A l’occasion du quinzième anniversaire de la destruction des Bouddhas de Bamiyan (11 mars 2016), j’ai été invité par l'Ambassade de France et l’Institut français en Afghanistan à réfléchir à un projet artistique. Dès avant mon départ, j’avais établi une correspondance sensible entre les deux niches géantes vides de Bamiyan et les empreintes négatives des Twin Towers du Mémorial du 11 septembre à New York. La question du double ou plutôt du gémellaire avec cette conscience d’une différence dans l’identique habite mon travail depuis son origine. Et l’absence lui est directement associée. Dans les deux sites, la violence de l’histoire s’inscrit en creux, en négatif, comme si seule la vision du vide pouvait témoigner de la perte, à perte de vue. Saisi dans un vertige, à New York le regard est aspiré vers un point obscur dans lequel fuit le temps, à Bamiyan ce sont des centaines d’ouvertures obscures depuis lesquelles les moines contemplaient les ombres des nuages glissant sur les montagnes enneigées.
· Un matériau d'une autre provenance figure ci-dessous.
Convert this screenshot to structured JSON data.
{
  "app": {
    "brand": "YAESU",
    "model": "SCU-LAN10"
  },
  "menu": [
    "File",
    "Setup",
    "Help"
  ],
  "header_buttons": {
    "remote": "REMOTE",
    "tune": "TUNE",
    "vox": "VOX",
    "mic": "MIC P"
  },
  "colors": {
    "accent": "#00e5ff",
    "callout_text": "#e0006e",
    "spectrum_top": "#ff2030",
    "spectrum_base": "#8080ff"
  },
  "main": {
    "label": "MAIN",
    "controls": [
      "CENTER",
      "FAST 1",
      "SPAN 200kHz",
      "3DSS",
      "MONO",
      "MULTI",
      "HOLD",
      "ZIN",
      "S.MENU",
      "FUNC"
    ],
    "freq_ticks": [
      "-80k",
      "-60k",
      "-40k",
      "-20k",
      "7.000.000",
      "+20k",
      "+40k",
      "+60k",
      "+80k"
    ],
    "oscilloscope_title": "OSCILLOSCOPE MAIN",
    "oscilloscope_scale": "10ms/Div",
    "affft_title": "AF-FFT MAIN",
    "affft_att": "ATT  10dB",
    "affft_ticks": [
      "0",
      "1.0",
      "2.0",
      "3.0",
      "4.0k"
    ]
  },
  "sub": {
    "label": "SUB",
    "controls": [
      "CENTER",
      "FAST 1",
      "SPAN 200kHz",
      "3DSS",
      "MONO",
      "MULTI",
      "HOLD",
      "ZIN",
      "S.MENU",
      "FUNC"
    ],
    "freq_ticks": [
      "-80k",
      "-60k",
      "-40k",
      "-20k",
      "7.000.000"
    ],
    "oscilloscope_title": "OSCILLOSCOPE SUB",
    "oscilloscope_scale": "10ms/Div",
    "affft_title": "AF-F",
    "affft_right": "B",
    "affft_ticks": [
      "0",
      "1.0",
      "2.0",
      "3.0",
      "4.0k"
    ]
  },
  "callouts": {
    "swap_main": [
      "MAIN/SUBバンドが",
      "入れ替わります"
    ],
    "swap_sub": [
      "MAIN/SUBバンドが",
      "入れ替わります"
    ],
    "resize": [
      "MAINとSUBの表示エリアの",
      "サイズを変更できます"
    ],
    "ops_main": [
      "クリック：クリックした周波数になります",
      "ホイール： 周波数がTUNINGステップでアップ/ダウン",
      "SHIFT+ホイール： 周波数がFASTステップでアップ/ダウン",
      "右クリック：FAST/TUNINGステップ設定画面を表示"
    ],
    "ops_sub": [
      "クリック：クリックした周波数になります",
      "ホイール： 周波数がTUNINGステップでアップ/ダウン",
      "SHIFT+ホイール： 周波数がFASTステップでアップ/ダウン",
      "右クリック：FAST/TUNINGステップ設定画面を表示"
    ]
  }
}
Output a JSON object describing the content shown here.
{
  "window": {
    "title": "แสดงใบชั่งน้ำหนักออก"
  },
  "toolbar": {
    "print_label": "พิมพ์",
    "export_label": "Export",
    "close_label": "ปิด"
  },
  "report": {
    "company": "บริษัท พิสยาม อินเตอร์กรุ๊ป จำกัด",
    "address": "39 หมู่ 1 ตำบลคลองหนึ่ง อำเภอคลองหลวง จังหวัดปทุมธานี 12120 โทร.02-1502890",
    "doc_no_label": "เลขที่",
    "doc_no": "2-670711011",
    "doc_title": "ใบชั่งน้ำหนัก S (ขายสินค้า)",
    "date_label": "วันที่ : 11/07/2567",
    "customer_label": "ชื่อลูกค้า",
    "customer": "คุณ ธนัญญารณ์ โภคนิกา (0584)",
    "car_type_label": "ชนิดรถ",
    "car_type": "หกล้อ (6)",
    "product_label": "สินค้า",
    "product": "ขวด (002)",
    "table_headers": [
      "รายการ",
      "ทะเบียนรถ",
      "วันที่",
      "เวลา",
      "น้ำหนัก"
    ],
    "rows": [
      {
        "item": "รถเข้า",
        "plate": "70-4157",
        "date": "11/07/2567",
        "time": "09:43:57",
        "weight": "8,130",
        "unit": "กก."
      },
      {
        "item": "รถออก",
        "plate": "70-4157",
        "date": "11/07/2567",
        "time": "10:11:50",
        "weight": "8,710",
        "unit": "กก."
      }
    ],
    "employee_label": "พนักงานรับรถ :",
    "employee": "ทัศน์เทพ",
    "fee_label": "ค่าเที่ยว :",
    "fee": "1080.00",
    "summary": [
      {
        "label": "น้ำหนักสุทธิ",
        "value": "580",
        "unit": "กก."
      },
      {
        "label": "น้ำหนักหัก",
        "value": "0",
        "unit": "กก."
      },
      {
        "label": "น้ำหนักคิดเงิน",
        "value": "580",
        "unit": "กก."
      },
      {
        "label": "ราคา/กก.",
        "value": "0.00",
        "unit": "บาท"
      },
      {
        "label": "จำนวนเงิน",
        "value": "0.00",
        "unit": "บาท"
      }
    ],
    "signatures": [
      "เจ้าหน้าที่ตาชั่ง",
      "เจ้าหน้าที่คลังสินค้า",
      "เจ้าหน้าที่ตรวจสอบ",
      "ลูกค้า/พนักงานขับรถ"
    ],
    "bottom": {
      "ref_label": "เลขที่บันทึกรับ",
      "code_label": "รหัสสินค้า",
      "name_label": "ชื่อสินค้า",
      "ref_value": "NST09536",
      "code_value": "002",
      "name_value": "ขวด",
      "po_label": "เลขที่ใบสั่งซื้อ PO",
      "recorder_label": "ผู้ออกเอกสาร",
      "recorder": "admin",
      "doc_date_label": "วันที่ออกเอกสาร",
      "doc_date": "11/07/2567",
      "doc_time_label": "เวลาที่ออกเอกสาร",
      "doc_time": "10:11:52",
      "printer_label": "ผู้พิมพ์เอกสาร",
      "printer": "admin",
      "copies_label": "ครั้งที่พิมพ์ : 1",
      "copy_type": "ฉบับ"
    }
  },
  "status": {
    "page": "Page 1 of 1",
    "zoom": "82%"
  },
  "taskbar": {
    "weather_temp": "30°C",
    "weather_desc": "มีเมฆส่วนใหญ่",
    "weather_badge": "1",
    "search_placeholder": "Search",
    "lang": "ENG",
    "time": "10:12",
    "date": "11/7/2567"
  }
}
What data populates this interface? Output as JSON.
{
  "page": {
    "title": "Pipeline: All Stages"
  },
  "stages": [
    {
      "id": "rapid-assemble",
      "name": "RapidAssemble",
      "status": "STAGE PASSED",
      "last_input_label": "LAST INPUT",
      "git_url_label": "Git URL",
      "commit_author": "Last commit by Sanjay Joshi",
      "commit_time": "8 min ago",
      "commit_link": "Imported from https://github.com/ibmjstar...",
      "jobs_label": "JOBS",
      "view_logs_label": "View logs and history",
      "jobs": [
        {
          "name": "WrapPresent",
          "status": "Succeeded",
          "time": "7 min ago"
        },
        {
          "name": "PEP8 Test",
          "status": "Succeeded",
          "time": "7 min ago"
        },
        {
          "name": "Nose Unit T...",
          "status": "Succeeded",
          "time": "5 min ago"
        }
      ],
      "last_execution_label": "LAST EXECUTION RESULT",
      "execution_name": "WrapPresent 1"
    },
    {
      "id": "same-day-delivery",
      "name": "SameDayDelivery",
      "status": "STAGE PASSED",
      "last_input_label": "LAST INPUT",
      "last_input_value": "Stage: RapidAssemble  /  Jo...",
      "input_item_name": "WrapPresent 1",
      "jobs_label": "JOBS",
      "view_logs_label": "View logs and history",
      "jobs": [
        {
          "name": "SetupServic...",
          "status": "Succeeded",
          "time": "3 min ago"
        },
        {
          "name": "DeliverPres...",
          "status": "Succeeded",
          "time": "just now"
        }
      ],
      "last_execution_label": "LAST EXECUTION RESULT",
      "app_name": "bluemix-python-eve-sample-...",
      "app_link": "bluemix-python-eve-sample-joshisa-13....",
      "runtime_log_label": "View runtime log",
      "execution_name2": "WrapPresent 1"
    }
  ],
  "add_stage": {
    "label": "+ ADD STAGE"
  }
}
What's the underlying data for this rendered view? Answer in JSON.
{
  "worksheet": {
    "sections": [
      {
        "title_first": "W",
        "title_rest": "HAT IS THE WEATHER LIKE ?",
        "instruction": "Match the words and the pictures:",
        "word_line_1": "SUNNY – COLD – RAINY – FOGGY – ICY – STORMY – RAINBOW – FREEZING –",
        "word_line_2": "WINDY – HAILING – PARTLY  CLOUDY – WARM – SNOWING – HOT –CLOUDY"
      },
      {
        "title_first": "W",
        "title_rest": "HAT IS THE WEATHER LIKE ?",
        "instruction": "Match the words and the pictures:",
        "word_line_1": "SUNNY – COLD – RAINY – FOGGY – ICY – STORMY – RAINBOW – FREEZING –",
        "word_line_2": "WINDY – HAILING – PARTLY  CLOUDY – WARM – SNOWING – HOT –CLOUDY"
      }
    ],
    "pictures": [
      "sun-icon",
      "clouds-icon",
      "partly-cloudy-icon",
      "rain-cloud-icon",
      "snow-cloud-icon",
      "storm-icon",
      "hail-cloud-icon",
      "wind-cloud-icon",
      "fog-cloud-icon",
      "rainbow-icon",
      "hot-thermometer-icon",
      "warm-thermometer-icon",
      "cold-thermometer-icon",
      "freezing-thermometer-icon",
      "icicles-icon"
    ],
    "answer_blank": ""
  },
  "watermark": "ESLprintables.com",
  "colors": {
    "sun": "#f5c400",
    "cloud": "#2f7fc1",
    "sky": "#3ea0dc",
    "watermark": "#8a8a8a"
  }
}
Intérieur et extérieur, obscurité, lumière et, au-dessus de la falaise, la profondeur de l’horizon. Bien sûr New York est loin de Bamiyan, bien sûr les correspondances entre événements et lieux sont fragiles et peuvent même troubler la lecture de l’histoire. Mais imaginer permet aussi de voir parfois de plus près l’histoire réelle. Près de 3000 personnes sont mortes, tuées par les attentats le 11 septembre à New York. Au mois de février précédent, quelques jours avant la destruction des Bouddhas, un rapport de Human Rights Watch établit que 300 civils hazâras, minorité ethnique de la région de Bamiyan, ont été assassinés. Et dans les faits, il n’existe aucun chiffre indiquant le nombre des victimes civiles durant le régime des Talibans (1996-2001). Ni noms, ni stèles.
Tombeaux éternels, les niches vides des Bouddhas de Bamiyan en témoignent. Mon projet est de poser, exactement à mi-chemin entre New York et Bamiyan, entre l’Afghanistan et les Etats-Unis, à Venise, ville où Marco Polo a ramené un bout de ciel afghan sous la forme d’une pierre, le lapiz-lazuli, qui a servi à recouvrir la façade du palais de la Ca’ d’Oro, et dans le pavillon français, pays qui, à la demande du roi d’Afghanistan, avait ouvert en 1922 à Kaboul la première Délégation archéologique, les fantômes toujours vivants des Bouddhas de Bamiyan. Car si les Talibans ont cru détruire ces statues géantes, de même qu'à Hiroshima après l’explosion de la bombe atomique, il en reste l’ombre portée. Détruire une sculpture, ce n’est pas simplement « casser des pierres » comme a pu le prétendre le mollah Omar, c’est dénier à tout être humain la possibilité de représenter un être vivant. L’acharnement avec lequel les djihadistes en Syrie, en Irak, détruisent les sculptures préislamiques participe bien sûr d’une propagande. Elle témoigne aussi d’une volonté absolue de détruire tout passé, toute histoire. Mais l’explosion des centaines de mines n’a pu détruire totalement l’existence des Bouddhas, il en reste la trace, une empreinte massive.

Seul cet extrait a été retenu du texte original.